Then the question is - what was all this?

Quasi-Newtonian methods for solving equations

The way out is simple, although not obvious. If we do not have the technical ability, based on the already calculated values, to uniquely determine an affine model that satisfies the secant equation, then it is not necessary. We take the equation of secants as a basis, but we will require that it be satisfied only for some incomplete system of vectors $"\ left \ {p_ {1}, p_ {2}, \ dots, p_ {m} \ right \}, m & lt; N"$ . In other words, we will require that the interpolation condition is satisfied only for a sufficiently small number of known values. Of course, in this case we can no longer guarantee that the matrix used in such a model will tend to the Jacobi matrix, but we will not need this. Adding to this, the affine model must interpolate the function at the current point, i.e. $"\ bar {L} (0) = F (x)"$ , we get the following formulation of the secant method:

$"\\ \ bar {L} (p_ {i}) = F (x) + Ap_ {i} = F (x + p_ {i}), \ quad i = 1 \ dots m \\ \ bar {L} (p) = 0 \ quad \ Rightarrow p = A ^ {- 1} F (x) "$

Bruiden was the first to consider methods of this kind for m = 1, calling them quasi-Newtonian. It is clear that the secant condition in this case allows us to uniquely identify the matrix "A"

only if additional conditions are imposed on it, and each such additional condition gives rise to a separate method. Bruyden himself reasoned as follows:

as the movement in the direction from point $"x_ {0}"$ to the point $"x_ {1}"$ does not give us any additional information on how the function changes in other than directions, then the effect of the new affine function on the vector should differ from the effect of the old function on the same vector the less the more different from . As a last resort, when orthogonal , the behavior of the new function should not be different from the behavior of the old one.

Breiden's idea is brilliant in its simplicity. Indeed, if we do not have new information about the behavior of the function, then the best we can do is try not to foul the old one. Then the additional condition

$"\ bar {L} _ {1} q = \ bar {L} _ {0} q"$ for all

such that $"q ^ {T} p = 0"$

allows you to uniquely determine the matrix of the new transformation - it is obtained by adding a rank 1 correction to the old matrix.

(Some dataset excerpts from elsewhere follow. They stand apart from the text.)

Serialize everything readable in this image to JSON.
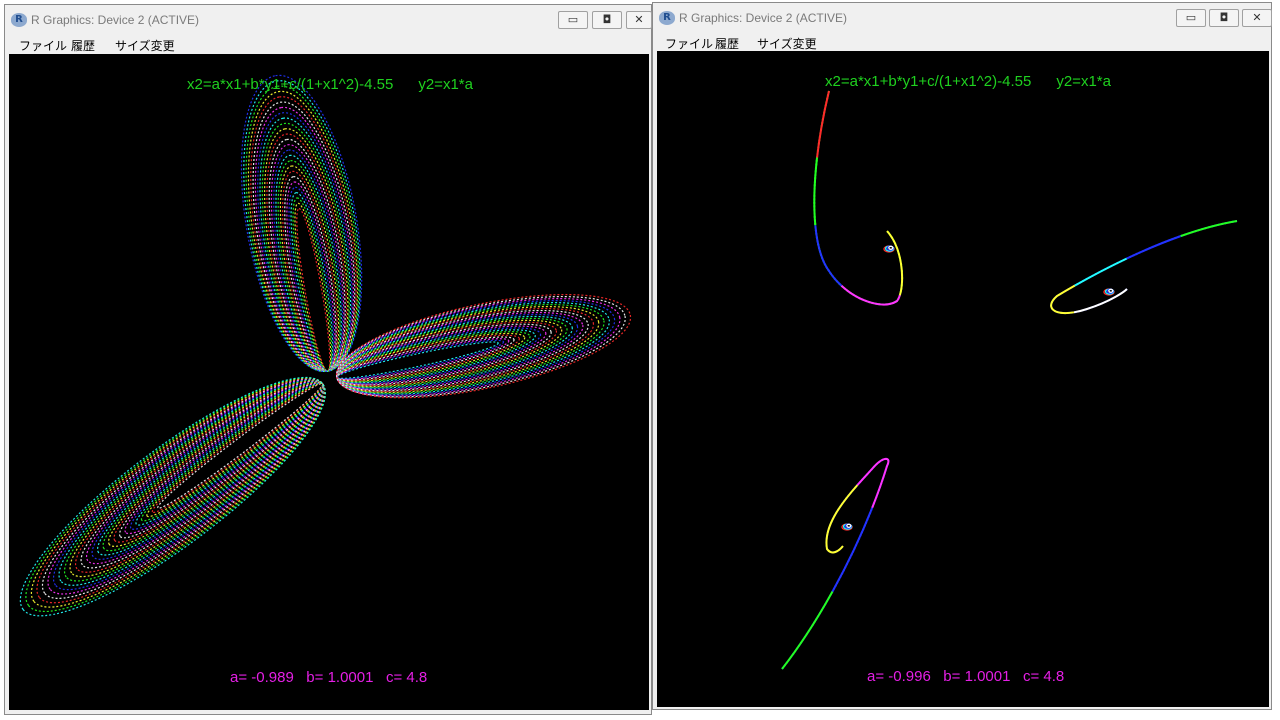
{
  "windows": [
    {
      "title": "R Graphics: Device 2 (ACTIVE)",
      "app_icon": "R",
      "menu": [
        "ファイル",
        "履歴",
        "サイズ変更"
      ],
      "controls": {
        "minimize": "▭",
        "maximize": "◘",
        "close": "✕"
      },
      "equation": "x2=a*x1+b*y1+c/(1+x1^2)-4.55      y2=x1*a",
      "params": "a= -0.989   b= 1.0001   c= 4.8"
    },
    {
      "title": "R Graphics: Device 2 (ACTIVE)",
      "app_icon": "R",
      "menu": [
        "ファイル",
        "履歴",
        "サイズ変更"
      ],
      "controls": {
        "minimize": "▭",
        "maximize": "◘",
        "close": "✕"
      },
      "equation": "x2=a*x1+b*y1+c/(1+x1^2)-4.55      y2=x1*a",
      "params": "a= -0.996   b= 1.0001   c= 4.8"
    }
  ],
  "colors": {
    "equation": "#1fd11f",
    "params": "#e51fe5",
    "palette": [
      "#ff2a2a",
      "#ffff33",
      "#22ff22",
      "#22ffff",
      "#2233ff",
      "#ff33ff",
      "#ffffff"
    ]
  }
}
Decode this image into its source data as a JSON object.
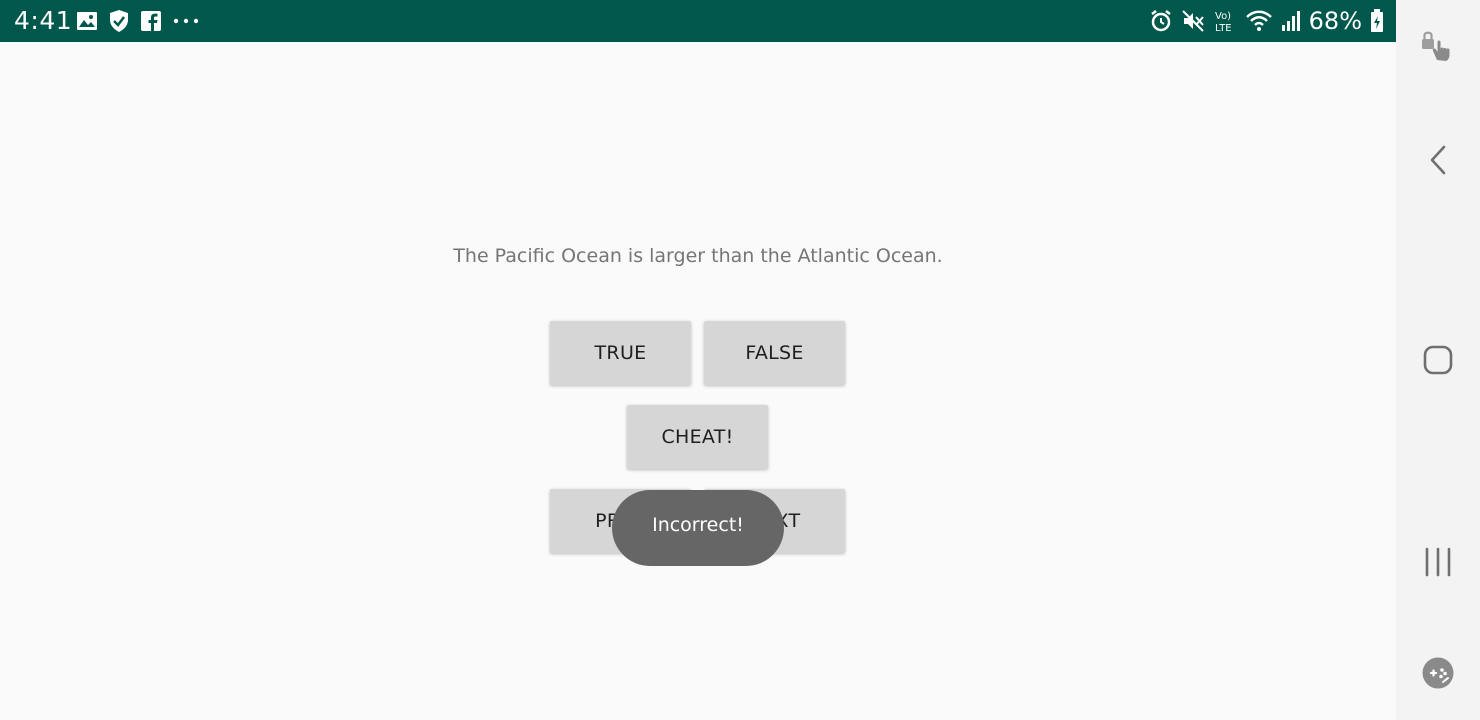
{
  "status_bar": {
    "time": "4:41",
    "left_icons": [
      "gallery-icon",
      "shield-icon",
      "facebook-icon",
      "more-dots-icon"
    ],
    "right_icons": [
      "alarm-icon",
      "mute-icon",
      "volte-icon",
      "wifi-icon",
      "signal-icon"
    ],
    "battery": "68%",
    "background": "#00574b"
  },
  "question": {
    "text": "The Pacific Ocean is larger than the Atlantic Ocean."
  },
  "buttons": {
    "true_label": "TRUE",
    "false_label": "FALSE",
    "cheat_label": "CHEAT!",
    "prev_label": "PREV",
    "next_label": "NEXT"
  },
  "toast": {
    "text": "Incorrect!"
  },
  "nav_bar": {
    "icons": [
      "touch-lock-icon",
      "back-icon",
      "home-icon",
      "recents-icon",
      "game-tools-icon"
    ]
  }
}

$"\\ A_ {1} = A_ {0} + \ dfrac {(y-A_ {0} p) p ^ {T}} {p ^ {T} p} \\ y = F (x_ {0}) -F (x_ {1}) "$

However, despite the simplicity and consistency of the conclusions made by Bruiden, they do not provide the point of support that could serve as the basis for constructing other similar methods. Fortunately, there is a more formal expression of his idea. Namely, the matrix constructed in this way $"A_ {1}"$ It turns out to be the solution to the following problem:

$"\\ \ left \ Vert A_ {1} -A_ {0} \ right \ Vert _ {F} \ rightarrow \ min \\ F (x_ {1}) - Ap = F (x_ {0})"$

The task constraint is nothing but the secant equation, and the minimization condition reflects our desire to save as much information as possible in the matrix $"A_ {0}"$ . The measure of the discrepancy between the matrices in this case is the Frobenius norm, in which the problem posed has a unique solution. This formulation may well serve as a starting point for constructing other methods. Namely, we can change both the measure by which we evaluate the introduced changes and tighten the conditions imposed on the matrix. In general, one can already work with such a formulation of the method.

Quasi-Newton Optimization Methods

Having understood the main idea, we can finally return to optimization problems and notice that the application of the Bruiden formula for recalculation of the affine model does not fall too well on our task. In fact, the first derivative of the gradient function $"\ bigtriangledown f"$ there is nothing else but the Hessian matrix, which by construction is symmetric. At the same time, updating according to the Bruyden rule leads to an asymmetric matrix $"A_ {1}"$ even $"A_ {0}"$ was symmetrical. This does not mean that the Broyden method cannot be applied to solve the stationary point equation, but based on such an update rule, we are unlikely to be able to construct good optimization methods. In general, it is quite obvious that the quasi-Newton method should work the better, the more accurately the system of conditions of the problem describes the specifics of a specific Jacobi matrix.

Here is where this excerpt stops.